«Когда я покидал корабль, сопровождая президента обратно на «Oгасту», Черчилль сказал мне… что какая-то декларация, вроде составленной им в отношении Японии, по его мнению, в высшей степени необходима и что, как он думает, если Соединенные Штаты не сделают такого ясного заявления, останется очень мало надежды помешать дальнейшей экспансии Японии на юг. В таком случае предотвращение войны между Великобританией и Японией представляется безнадежным. Он сказал самым категорическим тоном, что если между Великобританией и Японией возникнет война, Япония смогла бы немедленно при помощи своих многочисленных крейсеров захватить или уничтожить все английские торговые суда в Индийском и Тихом океанах и перерезать коммуникации между английскими доминионами и Британскими островами, если Соединенные Штаты не вступят в войну… Если этой декларации не будет, английское правительство может оказаться почти в критическом положении».

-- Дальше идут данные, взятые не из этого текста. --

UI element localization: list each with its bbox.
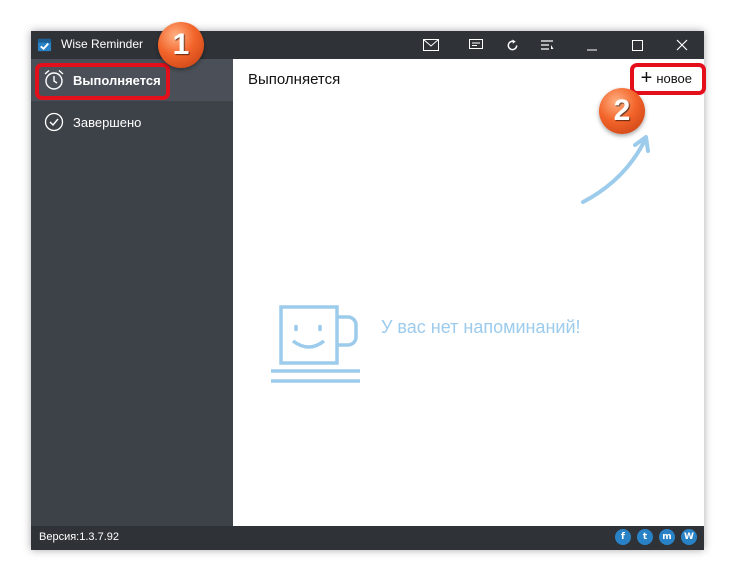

На следующей день Черчилль и Рузвельт вели переговоры на борту «Огасты». Вначале Черчилль говорил об опасности немецкого вторжения в Испанию и Португалию, в результате которого может быть захвачен Гибралтар. После этой дискуссии Черчилль поднял вопрос о «параллельных нотах» Токио. Рузвельт показал ему копии заявлений, переданных государственному секретарю Хэллу послом Номура пятью днями раньше.
Эти заявления изображали японскую оккупацию Индокитая как совершившийся факт, имеющий «совершенно мирный характер и преследующий цель самообороны». Выдвигались также предложения «быстрого урегулирования китайского инцидента». Черчилль и Рузвельт пришли к единому мнению о том, что японские предложения могли оказаться приемлемыми «только в случае, если Соединенные Штаты готовы были предать интересы Китая».
Тем не менее, сказал Рузвельт, «необходимо приложить все усилия, чтобы избежать возникновения войны с Японией». Однако вставал вечный вопрос: что лучше послужит этой цели — жесткая, средняя или мягкая политика? Рузвельт прекрасно сознавал значение престижа для японцев. Поэтому принять политику, которая не давала бы японцам возможности «спасти лицо», фактически означало бы неизбежность войны. С другой стороны, единственное умиротворение, которое японцы сочли бы удовлетворительным, подписало бы смертный приговор Китаю, было бы унизительным и оскорбительным для американского народа и могло бы повергнуть в уныние всех, кто вел военные действия против держав Оси. Рузвельт считал, что предупреждение Японии не должно касаться только юго-западной части Тихого океана, а должно быть достаточно широким, чтобы охватывать возможность новой японской агрессии против любой дружеской державы в Азии, в частности, против Советского Союза. Однако твердо пообещал Рузвельт только одно: по возвращении в Вашингтон он повидается с японским послом Номура, предложив по радио Хэллу организовать эту встречу.
Черчилль, разумеется, рассчитывал на большее, но Президент решил пока избрать более скромный курс.
17 августа, несмотря на то, что это было воскресенье, Рузвельт пригласил к себе японского посла. Президент был в очень хорошем настроении и заявил, что если Япония остановит свою экспансию и решит «проводить программу мира на Тихом океане», Соединенные Штаты с готовностью «возобновят неофициальные переговоры. прерванные в июле, и приложат все усилия, чтобы выбрать время и место для обмена мнениями». Рузвельту нравилась идея «тайной встречи», и он даже предложил место для подобных переговоров город Джуньс на Аляске, «где-нибудь в октябре». Номура немедленно телеграфировал в Токио: «Ответ должен последовать прежде, чем и эта возможность будет потеряна».
На следующий день, 18 августа, американский посол Джозеф Грю был вызван министром иностранных дел Японии Тсидзиро Тойода.
Адмирал («очень симпатичный человек», по воспоминаниям Грю) сразу заявил послу, что хочет говорить откровенно как морской офицер, а не как дипломат.
Японцы вошли в Индокитай, чтобы решить китайскую проблему, а не из-за нажима со стороны Германии. Замораживание активов за это стало «большим черным пятном в долгой истории мирных отношений» между Америкой и Японией. Будущие историки так и не поймут в чем тут дело.
Решение должно быть найдено на встрече лидеров двух наших стран, на которой все проблемы должны быть сняты «в спокойной и дружеской атмосфере на основе равноправия».
Грю, который не был информирован Государственным департаментом о предполагаемой встрече Коноэ и Рузвельта, начал импровизировать на ходу. Он понял, что если такая встреча произойдет, это будет венцом его собственной карьеры.